Ohne Rechtsfehler geht das BerGer. davon
aus, daß eine Haftung aus § 7 I StVG nach dem Verlust der Haltereigenschaft
nicht mehr begründet werden kann. Halter eines Kraftfahrzeugs ist
nach gefestigter Rechtsprechung, wer das Fahrzeug für eigene Rechnung
in Gebrauch hat und die Verfügungsgewalt besitzt, die ein solcher
Gebrauch voraussetzt (vgl. BGHZ 87, 133 (135) = NJW 1983, 1492 = LM §
7 StVG Nr. 53; BGHZ 116, 201 (202, 205f.) = NJW 1992, 900 = LM H. 8/1992
§ 242 (Cd) BGB Nr. 319). Dementsprechend endet die Stellung als Halter
eines Kraftfahrzeugs jedenfalls dann, wenn die tatsächliche Möglichkeit,
den Einsatz des Kraftfahrzeugs zu bestimmen (Verfügungsgewalt), auf
eine nicht nur vorübergehende Zeit entzogen wird. So liegt der Fall
hier. Es kann daher dahinstehen, ob der Bekl. den Pkw 1988 veräußert
oder ihn einem Kaufinteressenten zu einer Probefahrt überlassen hat.
Jedenfalls hat dieser das Fahrzeug nicht mehr zurückgegeben, sondern
mindestens 2 1/2 Jahre lang unter Ausschluß der Verfügungsmöglichkeit
des Bekl. selbst genutzt oder sogar weitergegeben.
2. Auch eine Haftung aus § 7 III
StVG scheidet im vorliegenden Fall aus.
a) In Betracht käme lediglich §
7 III 2 StVG. Diese Bestimmung erfaßt die Fälle, in denen der
Halter das Fahrzeug einem anderen überlassen, es diesem also zu einem
bestimmten Zweck anvertraut hat. Wenn dieser dann bei oder nach Erledigung
der Zweckbestimmung das Fahrzeug zu einer nicht vom Willen des Halters
gedeckten Schwarzfahrt benutzt (sog. Exzeß des Benutzers), bleibt
§ 7 III 2 StVG anwendbar (vgl. Greger, Zivilrechtliche Haftung im
Straßenverkehr, 2. Aufl., § 7 StVG Rdnr. 337; amtl. Begründung
zum Gesetz über die Einführung der Pflichtversicherung für
Kraftfahrzeughalter und zur Änderung des Gesetzes über den Verkehr
mit Kraftfahrzeugen sowie des Gesetzes über den Versicherungsvertrag
vom 7. 11. 1939 - RGBl I, 2223 - in DJ 1939, 1771f. zu Art. II Nr. 2).
Eine Haftung nach § 7 III 2 StVG
setzt aber voraus, daß der Überlassende weiterhin Halter ist.

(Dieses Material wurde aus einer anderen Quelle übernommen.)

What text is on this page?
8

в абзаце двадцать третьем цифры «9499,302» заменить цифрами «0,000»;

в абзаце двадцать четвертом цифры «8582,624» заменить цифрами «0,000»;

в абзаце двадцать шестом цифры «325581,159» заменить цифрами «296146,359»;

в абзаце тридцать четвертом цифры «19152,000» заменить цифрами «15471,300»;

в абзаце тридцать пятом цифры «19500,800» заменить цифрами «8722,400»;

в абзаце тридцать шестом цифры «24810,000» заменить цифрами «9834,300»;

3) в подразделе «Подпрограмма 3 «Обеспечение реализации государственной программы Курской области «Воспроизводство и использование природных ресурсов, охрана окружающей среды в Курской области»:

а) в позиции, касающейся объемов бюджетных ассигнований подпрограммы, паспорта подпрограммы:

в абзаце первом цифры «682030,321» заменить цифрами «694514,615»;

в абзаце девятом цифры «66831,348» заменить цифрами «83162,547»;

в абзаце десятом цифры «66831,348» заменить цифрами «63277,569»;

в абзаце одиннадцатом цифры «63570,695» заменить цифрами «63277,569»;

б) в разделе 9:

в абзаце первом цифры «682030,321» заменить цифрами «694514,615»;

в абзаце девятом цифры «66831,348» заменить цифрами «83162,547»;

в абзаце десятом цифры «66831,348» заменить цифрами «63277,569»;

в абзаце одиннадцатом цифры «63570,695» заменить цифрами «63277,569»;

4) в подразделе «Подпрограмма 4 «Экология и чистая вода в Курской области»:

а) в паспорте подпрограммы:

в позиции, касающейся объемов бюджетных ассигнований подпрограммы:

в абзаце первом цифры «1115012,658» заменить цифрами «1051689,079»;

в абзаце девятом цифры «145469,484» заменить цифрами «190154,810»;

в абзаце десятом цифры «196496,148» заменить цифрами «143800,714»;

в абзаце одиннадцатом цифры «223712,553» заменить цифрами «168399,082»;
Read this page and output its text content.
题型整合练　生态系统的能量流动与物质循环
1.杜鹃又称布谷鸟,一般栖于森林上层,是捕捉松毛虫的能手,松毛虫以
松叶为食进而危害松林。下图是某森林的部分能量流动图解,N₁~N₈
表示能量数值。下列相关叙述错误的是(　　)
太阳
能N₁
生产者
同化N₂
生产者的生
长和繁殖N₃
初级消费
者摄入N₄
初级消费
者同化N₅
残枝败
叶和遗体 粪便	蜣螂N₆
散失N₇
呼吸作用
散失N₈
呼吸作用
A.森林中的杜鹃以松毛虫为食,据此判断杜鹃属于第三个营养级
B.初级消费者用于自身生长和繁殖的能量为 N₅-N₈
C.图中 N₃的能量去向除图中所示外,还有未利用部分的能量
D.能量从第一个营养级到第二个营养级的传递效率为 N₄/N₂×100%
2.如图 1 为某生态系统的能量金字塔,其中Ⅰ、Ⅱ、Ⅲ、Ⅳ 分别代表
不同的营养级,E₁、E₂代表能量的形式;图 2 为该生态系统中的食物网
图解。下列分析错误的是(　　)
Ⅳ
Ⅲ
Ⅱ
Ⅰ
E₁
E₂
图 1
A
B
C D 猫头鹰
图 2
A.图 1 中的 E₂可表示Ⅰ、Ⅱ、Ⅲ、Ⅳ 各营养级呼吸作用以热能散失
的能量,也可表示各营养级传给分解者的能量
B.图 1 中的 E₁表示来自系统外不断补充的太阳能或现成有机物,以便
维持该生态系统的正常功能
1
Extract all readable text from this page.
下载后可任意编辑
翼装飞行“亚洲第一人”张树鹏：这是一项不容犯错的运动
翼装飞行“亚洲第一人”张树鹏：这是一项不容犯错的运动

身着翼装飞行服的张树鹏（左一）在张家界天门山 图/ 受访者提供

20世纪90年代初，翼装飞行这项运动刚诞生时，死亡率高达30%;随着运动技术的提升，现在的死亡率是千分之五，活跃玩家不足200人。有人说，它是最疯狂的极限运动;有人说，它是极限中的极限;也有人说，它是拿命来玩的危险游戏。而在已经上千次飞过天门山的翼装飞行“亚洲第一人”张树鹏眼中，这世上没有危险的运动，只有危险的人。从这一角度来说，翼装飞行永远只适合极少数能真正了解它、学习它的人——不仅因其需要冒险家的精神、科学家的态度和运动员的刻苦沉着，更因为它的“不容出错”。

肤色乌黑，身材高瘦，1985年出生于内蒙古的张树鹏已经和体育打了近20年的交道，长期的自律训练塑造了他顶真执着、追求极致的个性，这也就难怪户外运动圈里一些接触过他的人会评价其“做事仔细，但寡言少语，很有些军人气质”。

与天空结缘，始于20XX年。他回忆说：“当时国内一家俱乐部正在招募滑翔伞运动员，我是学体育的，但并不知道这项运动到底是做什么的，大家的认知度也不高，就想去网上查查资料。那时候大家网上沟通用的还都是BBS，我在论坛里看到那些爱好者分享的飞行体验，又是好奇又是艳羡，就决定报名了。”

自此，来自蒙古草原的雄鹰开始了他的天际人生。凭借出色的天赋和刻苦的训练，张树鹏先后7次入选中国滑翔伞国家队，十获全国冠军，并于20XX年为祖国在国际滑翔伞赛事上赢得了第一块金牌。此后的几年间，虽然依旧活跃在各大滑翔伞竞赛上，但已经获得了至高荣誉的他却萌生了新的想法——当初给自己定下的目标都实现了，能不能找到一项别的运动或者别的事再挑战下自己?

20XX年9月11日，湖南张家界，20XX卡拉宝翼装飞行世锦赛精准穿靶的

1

Die Bestimmung macht die Befreiung des Halters von seiner Haftung nach
§ 7 III 1 StVG für die Fälle, in denen sich der Schwarzfahrer
eigenmächtig in den Besitz des Fahrzeugs gesetzt und der Halter das
nicht verschuldet hat, rückgängig. Für eine solche Haftungsbefreiung
besteht kein Anlaß, wenn der Halter für die Auswahl der Person,
der er das Fahrzeug anvertraut, verantwortlich ist. Verbleibt es für
diese Fälle daher bei der Haftung des Halters gem. § 7 I StVG,
geht die Haftung aus § 7 III 2 StVG nicht weiter als jene und setzt
damit in gleicher Weise das (Fort-)Bestehen der Haltereigenschaft zur Begründung
der Haftung voraus (ebenso Greger, § 7 StVG Rdnrn. 337, 358, 369).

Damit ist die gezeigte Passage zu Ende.